Alors, «Les Républicains» ou pas ? Le tribunal des référés de Paris dira mardi s'il convient de suspendre le changement de nom prévu par l'UMP, comme le demandent des partis, associations et particuliers, qui contestent la nouvelle appellation voulue par Nicolas Sarkozy.

Cette procédure d'urgence a pour objectif d'empêcher l'UMP, dont le nouveau nom doit être soumis au vote des militants les 28 et 29 mai, d'utiliser cette dénomination tant qu'un tribunal ne se sera pas prononcé sur le fond. Le vote lui-même ne serait donc pas remis en cause.

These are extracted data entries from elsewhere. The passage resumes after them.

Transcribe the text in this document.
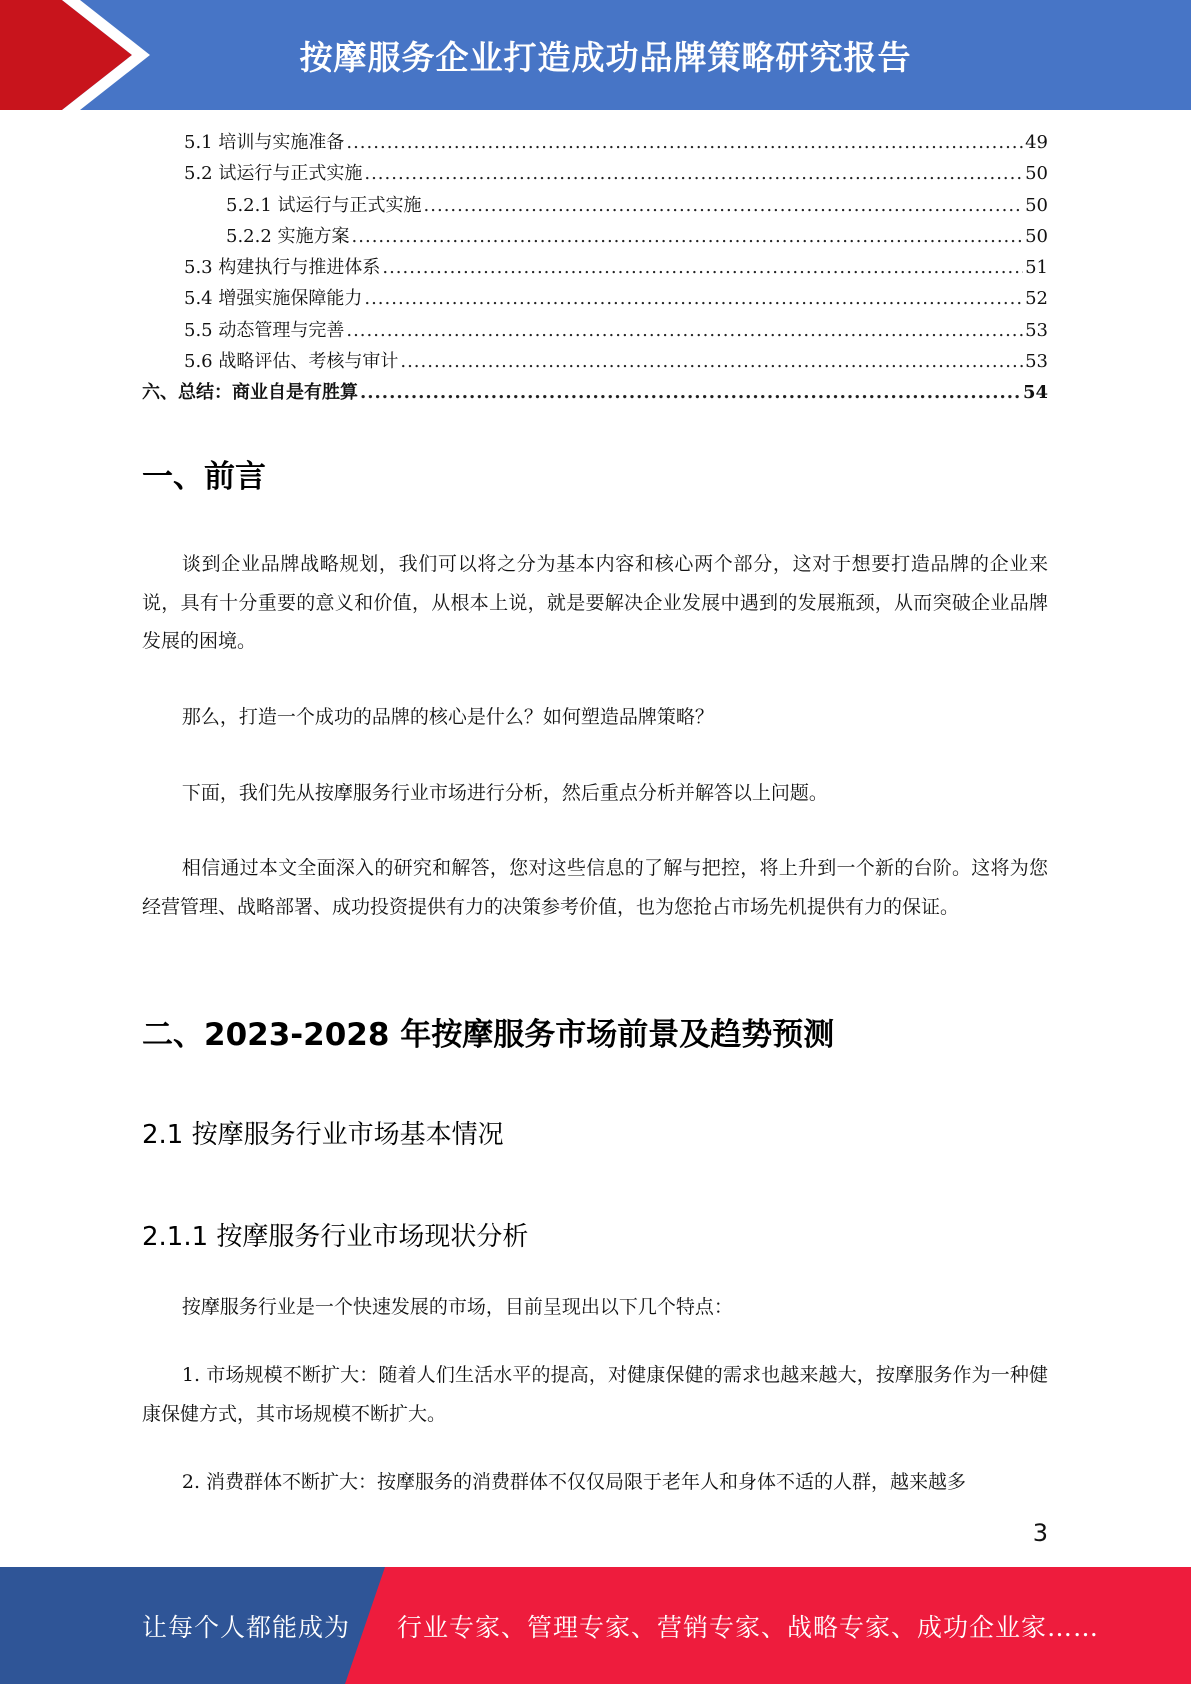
按摩服务企业打造成功品牌策略研究报告
5.1 培训与实施准备 .....	49
5.2 试运行与正式实施 .....	50
5.2.1 试运行与正式实施 .....	50
5.2.2 实施方案 .....	50
5.3 构建执行与推进体系 .....	51
5.4 增强实施保障能力 .....	52
5.5 动态管理与完善 .....	53
5.6 战略评估、考核与审计 .....	53
六、总结：商业自是有胜算 .....	54
一、前言

谈到企业品牌战略规划，我们可以将之分为基本内容和核心两个部分，这对于想要打造品牌的企业来说，具有十分重要的意义和价值，从根本上说，就是要解决企业发展中遇到的发展瓶颈，从而突破企业品牌发展的困境。

那么，打造一个成功的品牌的核心是什么？如何塑造品牌策略？

下面，我们先从按摩服务行业市场进行分析，然后重点分析并解答以上问题。

相信通过本文全面深入的研究和解答，您对这些信息的了解与把控，将上升到一个新的台阶。这将为您经营管理、战略部署、成功投资提供有力的决策参考价值，也为您抢占市场先机提供有力的保证。

二、2023-2028 年按摩服务市场前景及趋势预测
2.1 按摩服务行业市场基本情况
2.1.1 按摩服务行业市场现状分析

按摩服务行业是一个快速发展的市场，目前呈现出以下几个特点：

1. 市场规模不断扩大：随着人们生活水平的提高，对健康保健的需求也越来越大，按摩服务作为一种健康保健方式，其市场规模不断扩大。

2. 消费群体不断扩大：按摩服务的消费群体不仅仅局限于老年人和身体不适的人群，越来越多

3
让每个人都能成为 行业专家、管理专家、营销专家、战略专家、成功企业家……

Chevènement, Montebourg et Lepage parmi les plaignants

Le tribunal, après avoir entendu les parties, a mis sa décision en délibéré. Il se prononcera d'abord sur la recevabilité d'une question prioritaire de constitutionnalité (QPC) soulevée par les avocats de l'UMP, qui estime que la procédure viole l'article 4 de la Loi fondamentale disposant que les partis politiques «se forment et exercent leur activité librement».

S'il accepte de transmettre cette QPC pour étude à la Cour de cassation, la procédure est gelée, mais il peut néanmoins prendre des mesures conservatoires, étant en procédure d'urgence.

Si la QPC n'est pas transmise, le tribunal se prononcera ensuite sur les demandes des plaignants, la Fédération nationale des élus socialistes et républicains, le Mouvement républicain et citoyen fondé par Jean-Pierre Chevènement, la Convention pour la sixième République fondée par Arnaud Montebourg, et Cap 21 de l'ancienne ministre Corinne Lepage, ainsi que 144 personnes physiques, dont cinq portant le nom de famille Républicain.